The NZ Trotting Register has the following: "Sherwood finished two lengths in front of Reta Peter, with Vice Admiral two lengths away third and Willie Lincoln a length and a half further back fourth. Sherwood, 4:29, Reta Peter, 4:29 1/5, Vice Admiral, 4:31. A protest was lodged by the owner of Reta Peter (F H Robson) against Sherwood for crossing Reta Peter in the straight. After consideration the stewards upheld the protest, placing Reta Peter first and Sherwood second and fining F G Holmes, driver of Sherwood, £25." This incident is still hotly debated by people who saw the race.
It was about this time that the bell system of starting gave way to the yards system and the standing start. Reta Peter's two-mile mark in the August Handicap, of 1922, a 4:34 class, was 60 yards; or 4:29. A third Cup victory was considered within her powers by Wilson, who related how well she was going in her training until a few days beforehand. "She actually broke down four or five days before the Cup," said Wilson. "She went behind, and there was no chance of mending her again. One of the most relieved men was Nelson Price, trainer of Agathos. Not that he wished Reta Peter any harm; but he rang me up and said his chances had improved since Reta Peter had gone out. He added that Reta Peter was the only one he was afraid of. Agathos duly won and only had to go 4:33 2/5 on a good track, so it certainly looked as though Reta would have been hard to beat again," said Wilson.

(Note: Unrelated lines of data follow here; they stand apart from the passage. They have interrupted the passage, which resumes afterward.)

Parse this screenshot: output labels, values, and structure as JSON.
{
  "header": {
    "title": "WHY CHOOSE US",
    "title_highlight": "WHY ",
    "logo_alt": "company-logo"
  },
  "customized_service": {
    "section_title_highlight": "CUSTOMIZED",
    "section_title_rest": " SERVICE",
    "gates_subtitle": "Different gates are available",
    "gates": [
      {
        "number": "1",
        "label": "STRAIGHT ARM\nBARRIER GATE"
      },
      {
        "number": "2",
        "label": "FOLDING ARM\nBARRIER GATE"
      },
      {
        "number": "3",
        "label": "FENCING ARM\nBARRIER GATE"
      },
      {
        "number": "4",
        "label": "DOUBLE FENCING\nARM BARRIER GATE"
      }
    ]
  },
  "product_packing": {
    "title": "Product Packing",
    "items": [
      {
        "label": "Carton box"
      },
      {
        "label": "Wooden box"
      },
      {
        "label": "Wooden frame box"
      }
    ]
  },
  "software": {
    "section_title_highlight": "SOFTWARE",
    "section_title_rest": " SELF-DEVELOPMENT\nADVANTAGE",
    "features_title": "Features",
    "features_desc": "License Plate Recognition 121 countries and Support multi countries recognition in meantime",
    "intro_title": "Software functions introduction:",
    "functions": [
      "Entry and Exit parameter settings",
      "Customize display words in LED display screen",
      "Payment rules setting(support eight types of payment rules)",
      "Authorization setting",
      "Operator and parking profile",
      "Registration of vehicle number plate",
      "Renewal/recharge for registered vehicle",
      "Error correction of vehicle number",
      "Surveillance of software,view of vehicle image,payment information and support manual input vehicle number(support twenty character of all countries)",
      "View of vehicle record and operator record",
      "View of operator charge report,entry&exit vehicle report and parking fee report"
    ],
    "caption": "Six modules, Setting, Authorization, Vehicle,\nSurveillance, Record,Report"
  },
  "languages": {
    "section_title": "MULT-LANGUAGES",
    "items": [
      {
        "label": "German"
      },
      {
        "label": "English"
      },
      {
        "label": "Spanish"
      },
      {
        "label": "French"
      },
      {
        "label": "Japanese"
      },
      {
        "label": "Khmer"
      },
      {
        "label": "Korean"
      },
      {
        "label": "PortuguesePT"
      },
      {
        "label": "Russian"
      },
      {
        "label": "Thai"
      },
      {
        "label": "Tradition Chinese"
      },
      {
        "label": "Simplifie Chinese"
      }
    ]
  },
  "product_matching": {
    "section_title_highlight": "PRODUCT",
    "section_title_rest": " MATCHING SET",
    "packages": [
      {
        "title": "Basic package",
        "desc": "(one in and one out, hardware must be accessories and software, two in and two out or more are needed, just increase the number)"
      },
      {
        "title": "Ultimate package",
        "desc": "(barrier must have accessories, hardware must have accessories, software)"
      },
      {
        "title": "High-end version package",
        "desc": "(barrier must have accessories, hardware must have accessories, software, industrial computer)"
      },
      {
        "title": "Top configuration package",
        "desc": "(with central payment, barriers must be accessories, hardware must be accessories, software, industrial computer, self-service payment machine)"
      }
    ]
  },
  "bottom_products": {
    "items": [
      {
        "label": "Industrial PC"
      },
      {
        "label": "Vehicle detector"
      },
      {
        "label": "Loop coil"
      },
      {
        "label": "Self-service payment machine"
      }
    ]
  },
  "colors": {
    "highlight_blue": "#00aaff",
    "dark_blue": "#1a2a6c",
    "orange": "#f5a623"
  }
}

Alf describes Reta Peter as "Just a little slight thing, 15.1 hands." He remarked that she did not put up phenomenal times because she did not have to. He claims she trotted her last quarter of her first NZ Cup in 29 seconds, and that under the present system of handicapping she would have won a great fortune and improved her record by several seconds. "She had a lovely temperament," he said. "My grand-daughter used to brush her hind legs and was never in the slightest danger. She was a perfect and a treat to do anything with. Some idea of her quality will be given by the fact that the night before her first Cup I was entertaining some of my friends, including A J McFlinn, the well-known steeplechase jockey. When I showed him Reta Peter he said: 'Put a saddle on her, Alf, and she would not be out of place in the galloping Cup field.' She certainly had great quality and refinement for a trotter." added Wilson.
"You don't see many American sulkies on the racetracks today," remarked Wilson. "Reta Peter raced in a real American sulky, which is pounds lighter than most of the so-called speed carts in use here today. I contend the American sulky, which sits feet closer to the horse than a speed cart, is seconds faster. To begin with, the weight of the driver is not a dead drag or dead weight as in the speed cart. The weight of the driver in the sulky actually pushes the the cart under the horse, so to speak. The speed cart has to be pulled all the way, but the centre of gravity with an American sulky is actually forward of the driver's seat. That's the best explanation of the difference between the sulky and the speed cart I can give you. I hope it's fairly clear, because I think it's most important. I've taken particular notice of many good horses racing in speed carts of recent years and I feel more and more convinced that these carts are a dead drag on the shoulder or mouth of a horse."
"I do think that our best horses would improve up to 2 seconds on their times if they were trained and driven in American sulkies," continued Alf. "At the same time, I'm well aware of why the sulky went out of favour - the sulky, being a forward-weighted vehicle with it's centre of balance in front of the driver, frequently went underneath a horse when the horses reared at the start. There was a lot of this with sulkies. Speed carts do not run under a horse so easily, which is probably one of the main reasons why they have almost pushed the American sulky off the racetrack. The standing start also had a lot to do with this change. Under the old clock system of starting, horses were constantly on the move, and there was little fear of a horse rearing and over-balancing. The standing start altered all that and made the speed cart a safer vehicle for horses having to line up at the barrier. For all that, I think our champions would be able to do a lot better in American sulkies."